The head of FIFA, Gianni Infantino, in a statement carried by French news agency AFP, said: “I am confident the region will return to a normal situation.” He told the news agency that FIFA was “closely watching the evolving situation and we are in regular contact with the highest authorities in Qatar.

The diplomatic spat has to end soon. Currently widespread reports say that Qatar’s food supermarkets are devoid of food, with their shelves stripped bare.

The controversy between Qatar and the other Gulf states is all the more regrettable because the original FIFA award was made as a step in uniting and unifying the football-mad Gulf nations, and in the words of the wife of Qatar’s then ruler Sheikha Mozah bint Nasser Al Missned, when she said the event would promote a “culture of peace” across the region through football.

The problems also affect regional pay-TV broadcaster beIN Sport (a sister business to Al Jazeera) which holds the transmission rights to many FIFA events, not least the Under-20 World Cup being held in South Korea currently and which has now been blocked in the Gulf states. The ‘Under-20’ final – between Venezuela and England – was played June 11th and won by England.

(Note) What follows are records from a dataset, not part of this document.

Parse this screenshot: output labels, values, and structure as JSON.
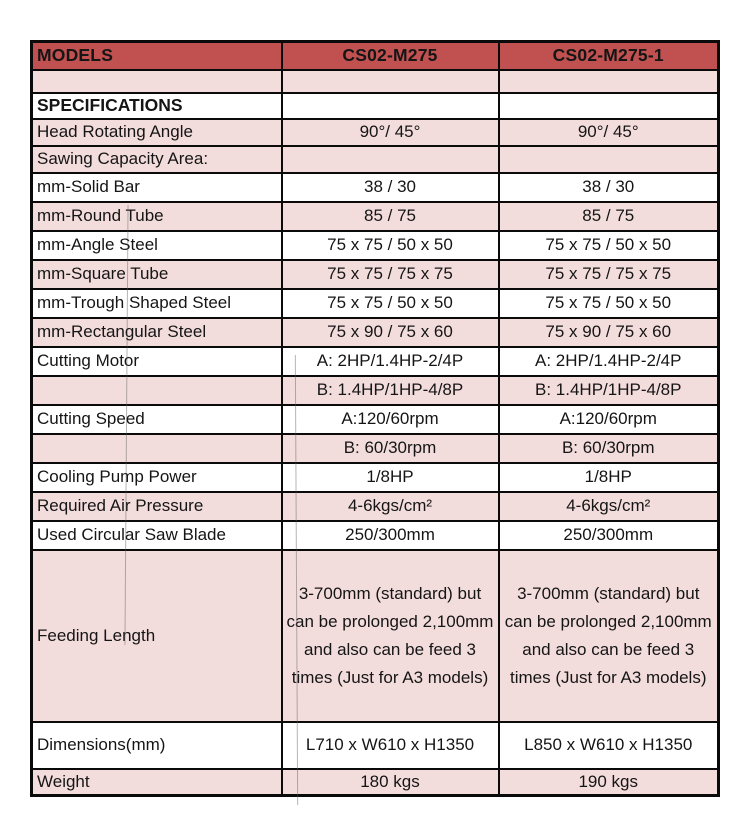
{
  "colors": {
    "header_bg": "#c05150",
    "row_pink": "#f3dddc",
    "border": "#0a0a0a"
  },
  "table": {
    "header": {
      "models_label": "MODELS",
      "model_1": "CS02-M275",
      "model_2": "CS02-M275-1"
    },
    "rows": [
      {
        "id": "empty-row",
        "bg": "pink",
        "label": "",
        "v1": "",
        "v2": ""
      },
      {
        "id": "specifications",
        "bg": "white",
        "bold": true,
        "label": "SPECIFICATIONS",
        "v1": "",
        "v2": ""
      },
      {
        "id": "head-rotating-angle",
        "bg": "pink",
        "label": "Head Rotating Angle",
        "v1": "90°/ 45°",
        "v2": "90°/ 45°"
      },
      {
        "id": "sawing-capacity-area",
        "bg": "pink",
        "label": "Sawing Capacity Area:",
        "v1": "",
        "v2": ""
      },
      {
        "id": "solid-bar",
        "bg": "white",
        "label": "mm-Solid Bar",
        "v1": "38 / 30",
        "v2": "38 / 30"
      },
      {
        "id": "round-tube",
        "bg": "pink",
        "label": "mm-Round Tube",
        "v1": "85 / 75",
        "v2": "85 / 75"
      },
      {
        "id": "angle-steel",
        "bg": "white",
        "label": "mm-Angle Steel",
        "v1": "75 x 75 / 50 x 50",
        "v2": "75 x 75 / 50 x 50"
      },
      {
        "id": "square-tube",
        "bg": "pink",
        "label": "mm-Square Tube",
        "v1": "75 x 75 / 75 x 75",
        "v2": "75 x 75 / 75 x 75"
      },
      {
        "id": "trough-shaped-steel",
        "bg": "white",
        "label": "mm-Trough Shaped Steel",
        "v1": "75 x 75 / 50 x 50",
        "v2": "75 x 75 / 50 x 50"
      },
      {
        "id": "rectangular-steel",
        "bg": "pink",
        "label": "mm-Rectangular Steel",
        "v1": "75 x 90 / 75 x 60",
        "v2": "75 x 90 / 75 x 60"
      },
      {
        "id": "cutting-motor-a",
        "bg": "white",
        "label": "Cutting Motor",
        "v1": "A: 2HP/1.4HP-2/4P",
        "v2": "A: 2HP/1.4HP-2/4P"
      },
      {
        "id": "cutting-motor-b",
        "bg": "pink",
        "label": "",
        "v1": "B: 1.4HP/1HP-4/8P",
        "v2": "B: 1.4HP/1HP-4/8P"
      },
      {
        "id": "cutting-speed-a",
        "bg": "white",
        "label": "Cutting Speed",
        "v1": "A:120/60rpm",
        "v2": "A:120/60rpm"
      },
      {
        "id": "cutting-speed-b",
        "bg": "pink",
        "label": "",
        "v1": "B: 60/30rpm",
        "v2": "B: 60/30rpm"
      },
      {
        "id": "cooling-pump-power",
        "bg": "white",
        "label": "Cooling Pump Power",
        "v1": "1/8HP",
        "v2": "1/8HP"
      },
      {
        "id": "required-air-pressure",
        "bg": "pink",
        "label": "Required Air Pressure",
        "v1": "4-6kgs/cm²",
        "v2": "4-6kgs/cm²"
      },
      {
        "id": "used-circular-saw-blade",
        "bg": "white",
        "label": "Used Circular Saw Blade",
        "v1": "250/300mm",
        "v2": "250/300mm"
      },
      {
        "id": "feeding-length",
        "bg": "pink",
        "label": "Feeding Length",
        "v1": "3-700mm (standard) but can be prolonged 2,100mm and also can be feed 3 times (Just for A3 models)",
        "v2": "3-700mm (standard) but can be prolonged 2,100mm and also can be feed 3 times (Just for A3 models)"
      },
      {
        "id": "dimensions",
        "bg": "white",
        "label": "Dimensions(mm)",
        "v1": "L710 x W610 x H1350",
        "v2": "L850 x W610 x H1350"
      },
      {
        "id": "weight",
        "bg": "pink",
        "label": "Weight",
        "v1": "180 kgs",
        "v2": "190 kgs"
      }
    ]
  }
}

Major Saudi Arabian football club Ah-Ahli has also severed its ties with Qatar and its airline.

Saudi Arabia has forbidden Al Jazeera to be shown in hotels in the country. There are widespread reports that Saudi wants Al Jazeera shut down as the price for restoring diplomatic relations. While beIN Sport would not be subject to the same demands, if the FIFA 2022 World Cup is to stay in Qatar then this dispute needs a speedy resolution – and that might mean the end of Al Jazeera.